- Qeshlaq-e Qanbarlui-ye Olya Location within Iran
- Coordinates: 39°14′10″N 47°37′13″E﻿ / ﻿39.23611°N 47.62028°E
- Country: Iran
- Province: Ardabil
- County: Aslan Duz
- District: Borran
- Rural District: Qeshlaq-e Gharbi

Population (2016)
- • Total: 63
- Time zone: UTC+3:30 (IRST)

= Qeshlaq-e Qanbarlui-ye Olya =

Village in Ardabil province, Iran

Qeshlaq-e Qanbarlui-ye Olya (قشلاق قنبرلوي عليا) (Note: Also romanized as Qeshlāq-e Qanbarlūī-ye ‘Olyā) is a village in Qeshlaq-e Gharbi Rural District of Borran District in Aslan Duz County, Ardabil province, Iran.

==Demographics==
===Population===
At the time of the 2006 National Census, the village's population was 95 in 20 households, when it was in the former Aslan Duz District of Parsabad County.
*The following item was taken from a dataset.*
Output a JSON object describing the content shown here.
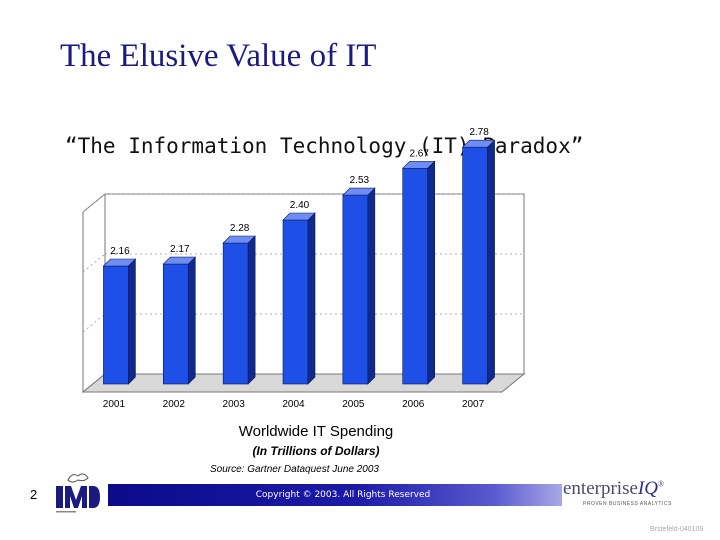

The following census in 2011 counted 58 people in 14 households. The 2016 census measured the population of the village as 63 people in 15 households.

In 2019, the district was separated from the county in the establishment of Aslan Duz County, and the rural district was transferred to the new Borran District.